The Strategic Value of Scarcity

After years of rewarding capital-light businesses, we have begun to see a shift in market leadership to businesses that control scarce, tangible assets. We believe this shift is supported by structural forces.

The first is the increasingly complicated and uncertain geopolitical landscape that has fueled the need for strategic autonomy. While the outcome of the conflict in the Middle East remains uncertain, the energy supply shock brought on by the war has reinforced the need for strategic autonomy amid shortages in energy and other commodities like helium and fertilizers. As historical alliances are being reassessed, supply chain resilience has become a national priority for many governments, particularly for energy, mining and minerals, semiconductors and industrial capacity.

 

The need for strategic national autonomy has grown, supporting companies that control the scarce real assets necessary to achieve it.

The massive investment in artificial intelligence-related capital expenditures has also underscored the need for infrastructure as power demand increases and bottlenecks emerge.
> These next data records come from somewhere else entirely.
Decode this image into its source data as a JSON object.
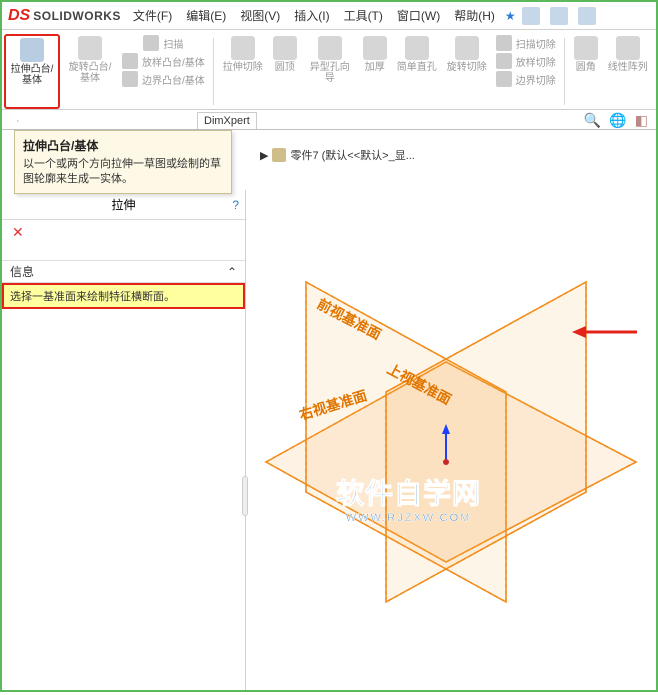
{
  "app": {
    "logo_text": "SOLIDWORKS"
  },
  "menu": {
    "items": [
      "文件(F)",
      "编辑(E)",
      "视图(V)",
      "插入(I)",
      "工具(T)",
      "窗口(W)",
      "帮助(H)"
    ],
    "star": "★"
  },
  "ribbon": {
    "extrude": "拉伸凸台/基体",
    "revolve": "旋转凸台/基体",
    "sweep": "扫描",
    "loft": "放样凸台/基体",
    "boundary": "边界凸台/基体",
    "extrudeCut": "拉伸切除",
    "dome": "圆顶",
    "holeWizard": "异型孔向导",
    "thicken": "加厚",
    "simpleHole": "简单直孔",
    "revCut": "旋转切除",
    "sweepCut": "扫描切除",
    "loftCut": "放样切除",
    "boundaryCut": "边界切除",
    "fillet": "圆角",
    "linearPattern": "线性阵列"
  },
  "tabs": {
    "dimxpert": "DimXpert"
  },
  "tooltip": {
    "title": "拉伸凸台/基体",
    "body": "以一个或两个方向拉伸一草图或绘制的草图轮廓来生成一实体。"
  },
  "leftpanel": {
    "title": "拉伸",
    "help": "?",
    "close": "✕",
    "section": "信息",
    "caret": "⌃",
    "message": "选择一基准面来绘制特征横断面。"
  },
  "breadcrumb": {
    "arrow": "▶",
    "part": "零件7  (默认<<默认>_显..."
  },
  "planes": {
    "front": "前视基准面",
    "top": "上视基准面",
    "right": "右视基准面"
  },
  "watermark": {
    "cn": "软件自学网",
    "en": "WWW.RJZXW.COM"
  }
}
Electrification scales not only through generation but through the grid—generation, transmission and cooling, as well as reliance on the materials and equipment used to build the infrastructure, like copper and gas turbines. As a result, the challenges are local and practical, so companies that control scarce physical capacity have pricing power.
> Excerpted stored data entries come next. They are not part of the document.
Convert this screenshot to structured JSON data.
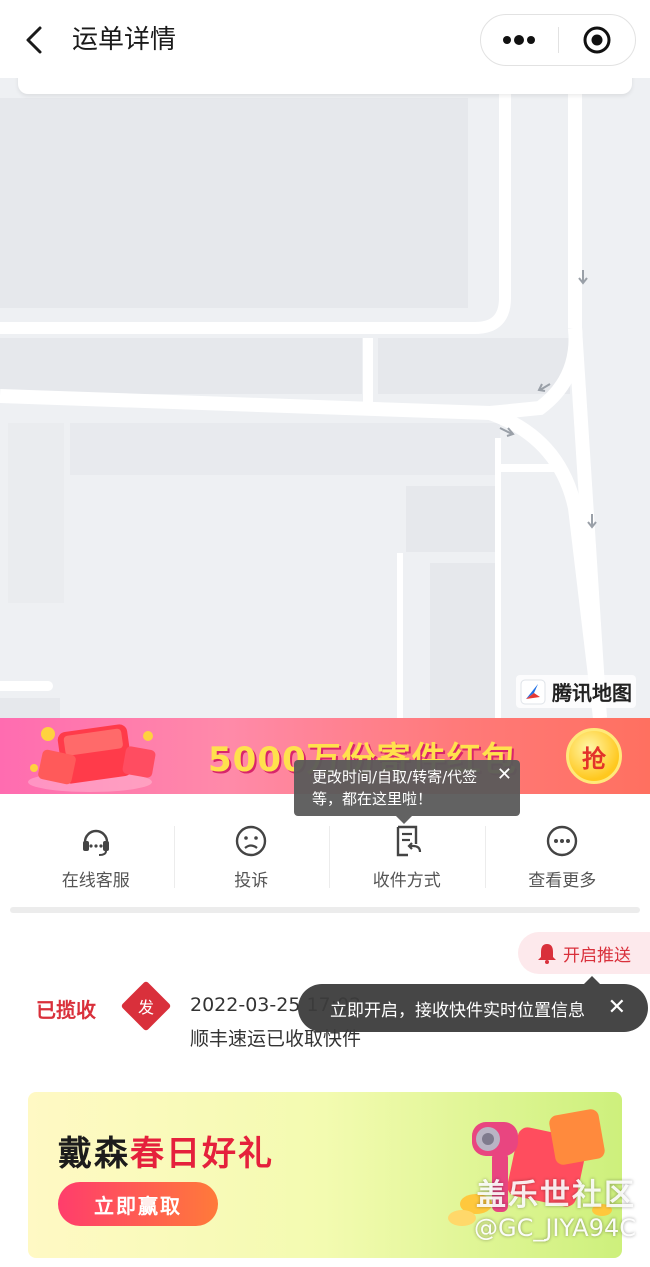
{
  "header": {
    "title": "运单详情",
    "back_icon": "chevron-left-icon",
    "more_icon": "more-dots-icon",
    "target_icon": "record-icon"
  },
  "map": {
    "provider_label": "腾讯地图"
  },
  "banner": {
    "text": "5000万份寄件红包",
    "grab_label": "抢"
  },
  "tooltip_actions": {
    "text": "更改时间/自取/转寄/代签等，都在这里啦！",
    "close": "✕"
  },
  "actions": [
    {
      "label": "在线客服",
      "icon": "headset-icon"
    },
    {
      "label": "投诉",
      "icon": "sad-face-icon"
    },
    {
      "label": "收件方式",
      "icon": "document-return-icon"
    },
    {
      "label": "查看更多",
      "icon": "more-circle-icon"
    }
  ],
  "push": {
    "label": "开启推送",
    "icon": "bell-icon",
    "tooltip": "立即开启，接收快件实时位置信息",
    "close": "✕"
  },
  "timeline": {
    "status": "已揽收",
    "badge": "发",
    "time": "2022-03-25 17:02",
    "description": "顺丰速运已收取快件"
  },
  "ad": {
    "title_part1": "戴森",
    "title_part2": "春日好礼",
    "button": "立即赢取"
  },
  "watermark": {
    "line1": "盖乐世社区",
    "line2": "@GC_JIYA94C"
  },
  "colors": {
    "accent_red": "#d9303b",
    "map_bg": "#eef0f3"
  }
}
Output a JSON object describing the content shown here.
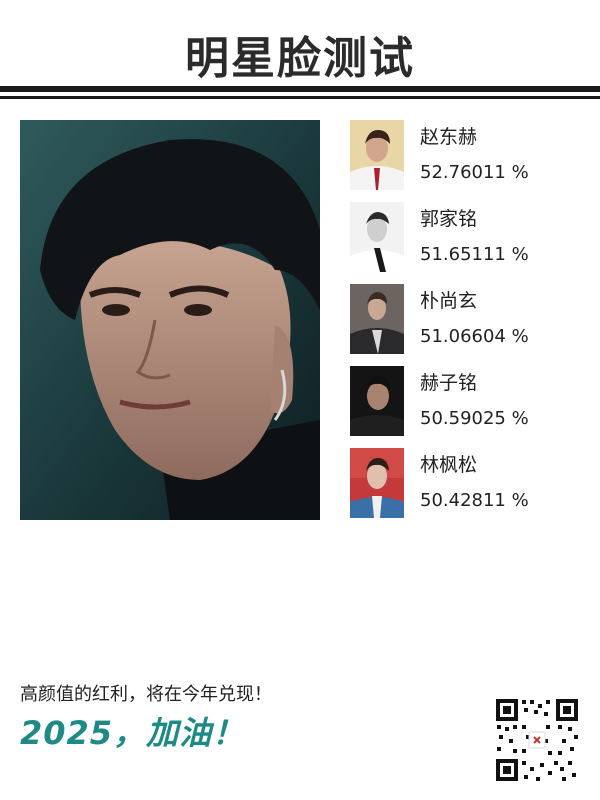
{
  "header": {
    "title": "明星脸测试"
  },
  "matches": [
    {
      "name": "赵东赫",
      "score": "52.76011 %"
    },
    {
      "name": "郭家铭",
      "score": "51.65111 %"
    },
    {
      "name": "朴尚玄",
      "score": "51.06604 %"
    },
    {
      "name": "赫子铭",
      "score": "50.59025 %"
    },
    {
      "name": "林枫松",
      "score": "50.42811 %"
    }
  ],
  "footer": {
    "slogan": "高颜值的红利，将在今年兑现！",
    "cheer": "2025，加油！"
  },
  "colors": {
    "accent": "#1e8a86",
    "title": "#2b2b2b",
    "rule": "#1a1a1a"
  }
}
After years of underinvestment in global infrastructure for energy and natural resources, supply is struggling to keep up with the step up in demand, resetting commodity prices structurally higher. The timeline from discovery to production for most commodities can span well over a decade, which suggests to us that supply is likely to remain constrained for several years.
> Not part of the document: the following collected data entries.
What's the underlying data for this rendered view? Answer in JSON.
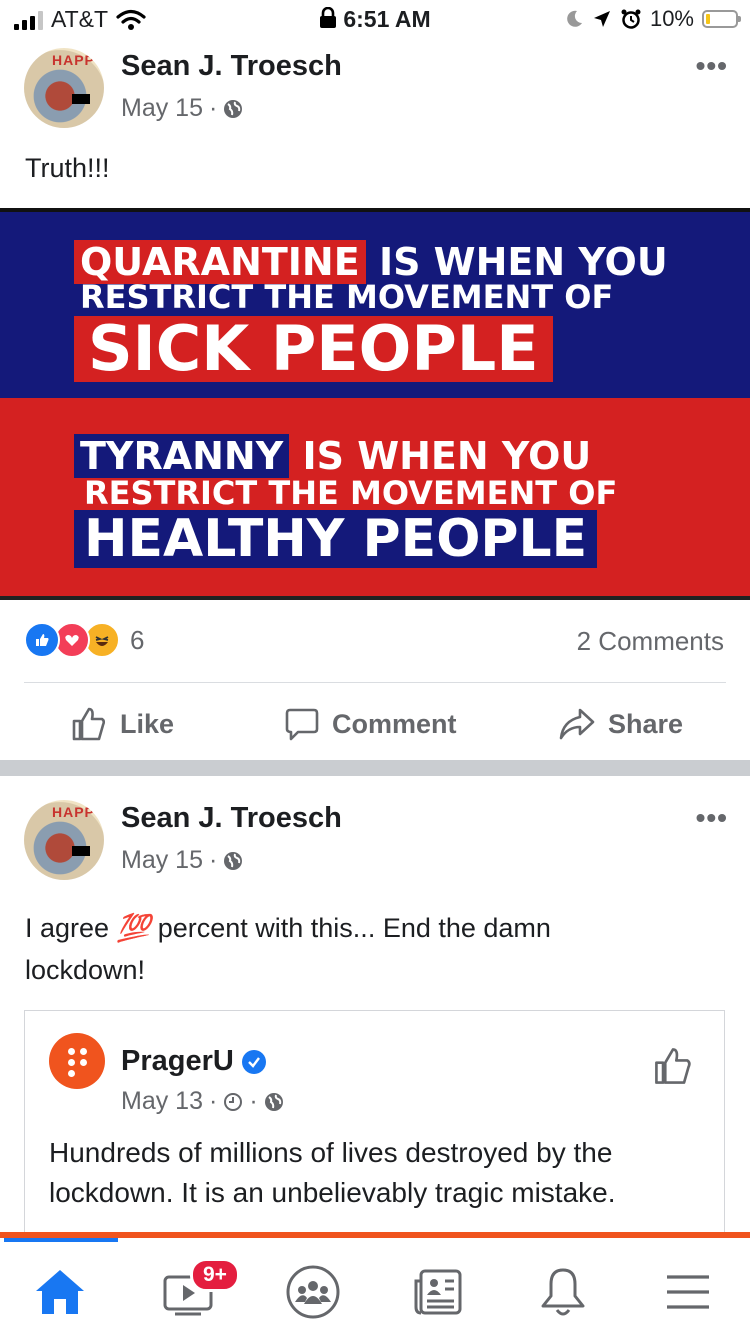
{
  "status_bar": {
    "carrier": "AT&T",
    "time": "6:51 AM",
    "battery": "10%"
  },
  "posts": [
    {
      "author": "Sean J. Troesch",
      "date": "May 15",
      "separator": "·",
      "text": "Truth!!!",
      "image": {
        "top_line1_highlight": "QUARANTINE",
        "top_line1_rest": "IS WHEN YOU",
        "top_line2": "RESTRICT THE MOVEMENT OF",
        "top_line3": "SICK PEOPLE",
        "bottom_line1_highlight": "TYRANNY",
        "bottom_line1_rest": "IS WHEN YOU",
        "bottom_line2": "RESTRICT THE MOVEMENT OF",
        "bottom_line3": "HEALTHY PEOPLE"
      },
      "reaction_count": "6",
      "comments": "2 Comments",
      "actions": {
        "like": "Like",
        "comment": "Comment",
        "share": "Share"
      }
    },
    {
      "author": "Sean J. Troesch",
      "date": "May 15",
      "separator": "·",
      "text_before": "I agree",
      "emoji": "💯",
      "text_after": "percent with this... End the damn",
      "text_line2": "lockdown!",
      "shared": {
        "page_name": "PragerU",
        "date": "May 13",
        "text": "Hundreds of millions of lives destroyed by the lockdown. It is an unbelievably tragic mistake."
      }
    }
  ],
  "tab_bar": {
    "video_badge": "9+",
    "tabs": [
      "home",
      "watch",
      "groups",
      "news",
      "notifications",
      "menu"
    ]
  },
  "colors": {
    "accent": "#1877f2",
    "meme_blue": "#14197a",
    "meme_red": "#d42121",
    "prager_orange": "#f0541e"
  }
}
These secular forces have coalesced to shift value from capital-light businesses to businesses characterized by capital- and labor-intensive production and manufacturing, where competitive advantages are rooted in physical property, not intellectual property. Importantly, we believe that mere exposure to real assets is not enough. Selectivity—with a focus on genuine scarcity value and advantageous cost position—remains vital for investors seeking access to companies with the potential for persistent earnings power and resilience.